The other figure in this short Yazoo production is a different story. I have also reviewed Furry Lewis’s work elsewhere in this space and have praised his clean guitar picking style and vocals from his early career in the 1920’s when he was along with Blind Blake and Blind Lemon Jefferson one of the kings of the guitar pick. Furry does not fail here late in his career after reemerging during the folk revival of the 1960’s. His version of the famous “Kassie Jones” is worth the price of admission.

Monday, January 12, 2009

Blues In The Night


The First Time I Met The Blues, various artists, When The Sun Goes Down Series, RCA Victor Records, 2002

As one can tell by the title of this series "When The Sun Goes Down", a series that has also included the work of Blind Willie McTell an artist that I have reviewed in this space previously, this is going to be a bedrock example of a thoughtful way to preserve our blues history. As in the McTell case it does not fail us here. What the folks who have produced this series and this particular CD have done is gone to the old RCA Victor vaults and selected some very nice and very representative songs (and a few obscure one, as well) from the early 1920’s on. For those not aware of this history RCA and other record companies in the 1920’s sent out agents throughout this country scouring the streets and byways for new sound- the foothills of Appalachia, the cotton field of the South, the honky-tonks of the Texas Panhandle. Wherever. Here they have gotten hold of some golden blues material. Listen up.

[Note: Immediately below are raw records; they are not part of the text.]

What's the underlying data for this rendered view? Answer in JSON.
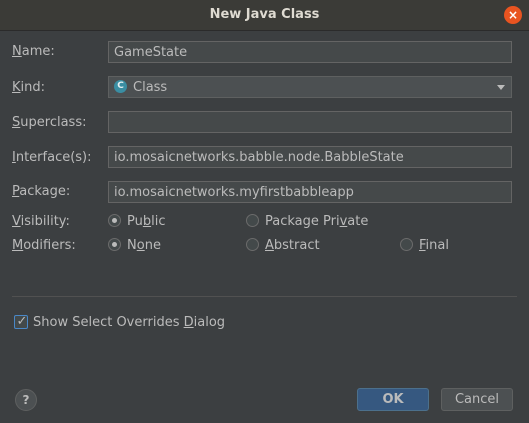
{
  "window": {
    "title": "New Java Class",
    "close_glyph": "×"
  },
  "form": {
    "name": {
      "label_ul": "N",
      "label_rest": "ame:",
      "value": "GameState"
    },
    "kind": {
      "label_ul": "K",
      "label_rest": "ind:",
      "icon_letter": "C",
      "icon": "class-icon",
      "value": "Class"
    },
    "superclass": {
      "label_ul": "S",
      "label_rest": "uperclass:",
      "value": ""
    },
    "interfaces": {
      "label_ul": "I",
      "label_rest": "nterface(s):",
      "value": "io.mosaicnetworks.babble.node.BabbleState"
    },
    "package": {
      "label_ul": "P",
      "label_rest": "ackage:",
      "value": "io.mosaicnetworks.myfirstbabbleapp"
    },
    "visibility": {
      "label_ul": "V",
      "label_rest": "isibility:",
      "options": [
        {
          "pre": "Pu",
          "ul": "b",
          "post": "lic",
          "checked": true
        },
        {
          "pre": "Package Pri",
          "ul": "v",
          "post": "ate",
          "checked": false
        }
      ]
    },
    "modifiers": {
      "label_ul": "M",
      "label_rest": "odifiers:",
      "options": [
        {
          "pre": "N",
          "ul": "o",
          "post": "ne",
          "checked": true
        },
        {
          "pre": "",
          "ul": "A",
          "post": "bstract",
          "checked": false
        },
        {
          "pre": "",
          "ul": "F",
          "post": "inal",
          "checked": false
        }
      ]
    }
  },
  "options": {
    "show_overrides": {
      "pre": "Show Select Overrides ",
      "ul": "D",
      "post": "ialog",
      "checked": true
    }
  },
  "footer": {
    "help_glyph": "?",
    "ok_label": "OK",
    "cancel_label": "Cancel"
  }
}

I will merely summarize this who’s who of early, basically, country blues. Even the barrel house blues of the cities and juke joints has that country flavor during this period. It is not until later when the blues moved north to Memphis and Chicago with the black migration away from the farms and, more importantly got electrified, that we get a bit of a different sound. The tunes here depend on piano, harmonica and acoustic guitar for the most part. Here is what you need to hear- Victoria Spivey (an extremely important figure in the blues business in her own who deserves an entry of her own) on "Telephoning The Blues"; of course, Blind Willie McTell on the classic, no, super classic "Statesboro Blues"; Memphis Jug Band of "Cocaine Habit Blues" (before it was illegal); Sippy Wallace- "The Texas Nightingale"-on "I’m A Mighty Tight Woman"; Jimmie Rodgers on "Blue Yodel#9" (hard to do by the way on a blues number); Little Brother Montgomery on the title cut; and, Blind Willie Reynolds on "Married Woman Blues". You can find your own favorites out of the 25 that you have to choose from here. Nice, just very nice.